In the Sunday New York Times magazine a few weeks ago there’s an article by Sam Anderson, “How Roland Barthes Gave Us the TV Recap”, that explores the pioneering work of French literary critic Roland Barthes (1915-1980) as well as the importance of consumer-generated cultural critique. Anderson writes:
“To my mind, the thing that’s exploding into relevance in our era is not mass culture but the critique of mass culture — the Barthesian dissection of everything, no matter how trivial. This happens everywhere now, often in real time. And this critical analysis is often as vital and interesting and consumable as the culture it discusses. Consider, for instance, the way the TV recap has evolved into a nearly independent creative form. So the critical analysis of pop culture has itself become a kind of pop culture. We seem to be approaching some kind of singularity — a collapse of creativity and criticism into one.”

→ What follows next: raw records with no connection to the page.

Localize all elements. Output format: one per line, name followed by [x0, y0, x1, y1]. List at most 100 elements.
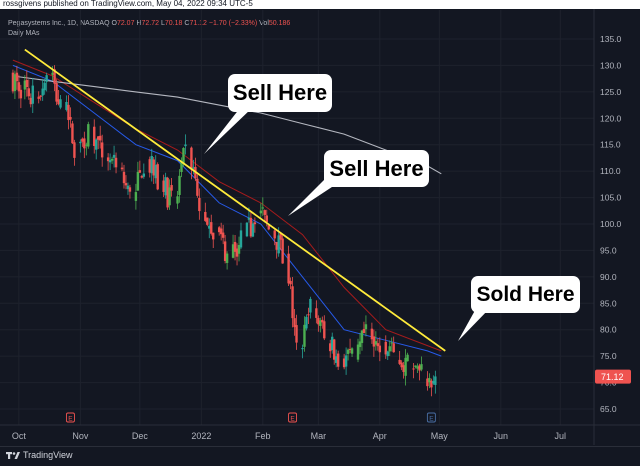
candle-body	[346, 349, 350, 354]
candle-body	[319, 320, 322, 326]
candle-body	[370, 328, 374, 340]
candle-body	[390, 342, 393, 344]
candle-body	[384, 341, 387, 355]
candle-body	[210, 222, 213, 234]
candle-body	[13, 74, 17, 92]
candle-body	[317, 317, 320, 325]
candle-body	[281, 238, 284, 264]
candle-body	[196, 178, 199, 196]
candle-body	[231, 244, 235, 258]
candle-body	[372, 336, 376, 347]
candle-body	[364, 324, 368, 330]
candle-body	[225, 253, 229, 263]
callout-sell-here-1: Sell Here	[228, 74, 332, 112]
candle-body	[331, 336, 334, 351]
candle-body	[15, 72, 19, 82]
candle-body	[418, 365, 421, 371]
candle-body	[239, 230, 243, 248]
candle-body	[128, 187, 132, 192]
candle-body	[112, 154, 116, 158]
time-tick-label: Mar	[311, 431, 327, 441]
candle-body	[406, 354, 409, 362]
candle-body	[190, 147, 193, 170]
high-label: H	[136, 20, 142, 27]
candle-body	[426, 378, 429, 387]
candle-body	[57, 99, 60, 105]
candle-body	[67, 104, 70, 121]
candle-body	[11, 72, 15, 92]
candle-body	[348, 348, 352, 351]
candle-body	[168, 187, 171, 206]
candle-body	[247, 217, 251, 220]
candle-body	[358, 341, 362, 348]
candle-body	[412, 368, 415, 370]
candle-body	[295, 325, 298, 343]
candle-body	[402, 365, 405, 372]
candle-body	[142, 173, 146, 177]
earnings-marker-box	[426, 412, 436, 423]
candle-body	[148, 159, 151, 173]
candle-body	[180, 162, 183, 172]
symbol-name: Pegasystems Inc., 1D, NASDAQ	[8, 20, 110, 27]
candle-body	[150, 155, 153, 174]
candle-body	[333, 339, 336, 360]
candle-body	[404, 357, 407, 376]
candle-body	[95, 139, 98, 150]
price-tick-label: 80.0	[600, 325, 617, 335]
candle-body	[374, 341, 378, 345]
earnings-marker-box	[65, 412, 75, 423]
candle-body	[204, 211, 207, 221]
candle-body	[124, 183, 128, 186]
candle-body	[184, 144, 187, 147]
high-value: 72.72	[141, 20, 160, 27]
price-tick-label: 100.0	[600, 219, 622, 229]
change-value: −1.70 (−2.33%)	[208, 20, 258, 27]
candle-body	[39, 95, 42, 97]
candle-body	[307, 314, 310, 316]
moving-average-line	[12, 64, 442, 357]
candle-body	[277, 235, 280, 254]
time-tick-label: Dec	[132, 431, 149, 441]
candle-body	[134, 192, 138, 201]
candle-body	[19, 89, 23, 99]
candle-body	[217, 227, 221, 233]
close-value: 71.12	[189, 20, 207, 27]
candle-body	[350, 348, 354, 354]
price-chart[interactable]: 65.070.075.080.085.090.095.0100.0105.011…	[0, 0, 640, 446]
candle-body	[273, 230, 276, 239]
candle-body	[376, 343, 380, 347]
earnings-marker-label: E	[68, 416, 73, 423]
candle-body	[154, 164, 157, 179]
price-tick-label: 115.0	[600, 140, 621, 150]
candle-body	[85, 144, 88, 146]
candle-body	[136, 171, 140, 191]
candle-body	[360, 330, 364, 343]
candle-body	[176, 196, 179, 204]
price-tick-label: 125.0	[600, 87, 622, 97]
candle-body	[293, 318, 296, 328]
candle-body	[100, 142, 104, 158]
candle-body	[233, 241, 237, 252]
candle-body	[31, 85, 34, 104]
low-label: L	[160, 20, 165, 27]
candle-body	[221, 232, 225, 238]
callout-sell-here-2: Sell Here	[324, 150, 429, 187]
candle-body	[162, 180, 165, 192]
candle-body	[79, 141, 82, 144]
price-tick-label: 85.0	[600, 298, 617, 308]
candle-body	[249, 217, 253, 237]
open-value: 72.07	[116, 20, 135, 27]
candle-body	[41, 88, 44, 96]
tradingview-logo-icon	[6, 452, 20, 459]
candle-body	[69, 117, 72, 120]
price-tick-label: 75.0	[600, 351, 617, 361]
candle-body	[110, 158, 114, 161]
candle-body	[198, 197, 201, 212]
close-label: C	[184, 20, 190, 27]
callout-pointers	[204, 108, 490, 341]
candle-body	[25, 79, 29, 88]
candlesticks	[11, 65, 437, 397]
candle-body	[301, 348, 304, 350]
footer-bar: TradingView	[0, 446, 640, 466]
moving-average-line	[12, 59, 442, 352]
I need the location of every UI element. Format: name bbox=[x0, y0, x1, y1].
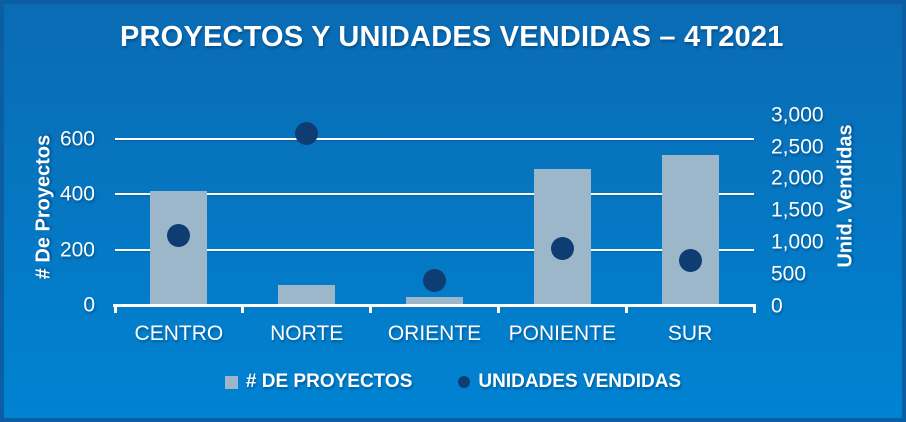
x-axis-tick bbox=[496, 304, 500, 313]
bar-oriente bbox=[406, 297, 463, 304]
data-point-poniente bbox=[550, 236, 574, 260]
x-axis-tick bbox=[624, 304, 628, 313]
data-point-norte bbox=[295, 122, 319, 146]
right-axis-tick-label: 1,500 bbox=[771, 198, 824, 222]
right-axis-tick-label: 1,000 bbox=[771, 230, 824, 254]
right-axis-tick-label: 3,000 bbox=[771, 103, 824, 127]
bar-sur bbox=[661, 154, 719, 304]
category-label-sur: SUR bbox=[667, 322, 713, 345]
right-axis-tick-label: 2,500 bbox=[771, 135, 824, 158]
legend-label: # DE PROYECTOS bbox=[245, 371, 413, 392]
left-axis-tick-label: 200 bbox=[59, 238, 95, 262]
right-axis-tick-label: 2,000 bbox=[771, 166, 824, 190]
x-axis-tick bbox=[752, 304, 756, 313]
right-axis-tick-label: 500 bbox=[771, 262, 807, 286]
x-axis-line bbox=[113, 304, 756, 307]
data-point-centro bbox=[167, 224, 191, 248]
x-axis-tick bbox=[369, 304, 373, 313]
gridline bbox=[115, 138, 754, 141]
x-axis-tick bbox=[113, 304, 117, 313]
bar-centro bbox=[150, 190, 208, 304]
right-axis-tick-label: 0 bbox=[771, 294, 783, 317]
category-label-poniente: PONIENTE bbox=[508, 322, 616, 345]
legend-item-proyectos: # DE PROYECTOS bbox=[224, 371, 413, 393]
gridline bbox=[115, 193, 754, 196]
data-point-oriente bbox=[423, 268, 446, 292]
legend: # DE PROYECTOS UNIDADES VENDIDAS bbox=[0, 371, 906, 393]
scatter-series-marker-icon bbox=[458, 376, 471, 388]
left-axis-tick-label: 600 bbox=[59, 127, 95, 151]
legend-item-unidades: UNIDADES VENDIDAS bbox=[458, 371, 681, 393]
category-label-centro: CENTRO bbox=[134, 322, 224, 345]
legend-label: UNIDADES VENDIDAS bbox=[478, 371, 682, 392]
bar-poniente bbox=[533, 168, 591, 304]
data-point-sur bbox=[678, 249, 702, 273]
left-axis-tick-label: 400 bbox=[59, 182, 95, 206]
chart-title: PROYECTOS Y UNIDADES VENDIDAS – 4T2021 bbox=[120, 21, 784, 53]
x-axis-tick bbox=[241, 304, 245, 313]
gridline bbox=[115, 248, 754, 251]
category-label-oriente: ORIENTE bbox=[387, 322, 482, 345]
bar-norte bbox=[278, 284, 336, 304]
bar-series-marker-icon bbox=[224, 375, 238, 389]
left-axis-tick-label: 0 bbox=[83, 293, 95, 317]
category-label-norte: NORTE bbox=[270, 322, 344, 345]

I think Anderson has it right with his observation on the pervasiveness and importance of amateur cultural criticism in the mix of our everyday media consumption/production. Online it’s so easy to find communities of affinity for just about anything you have an affinity for, and there’s a lot of interesting blogs that do a fine job of sifting through cultural stuff and then feeding back on what it all means. And what makes amateur cultural criticism important is that first, it isn’t done for any reason other than the joy of trying to get something right, and second, this kind of enthusiastic writing-just-because-one-cares is a useful and accurate barometer of the value of today’s cultural stuff. After all, it’s in the talk about stuff that we recognize its social value. Whether it’s commenters on YouTube, bloggers, or participants in online forums, there’s a lot of critique and interpretation floating out there, ready for our further reading and thinking through.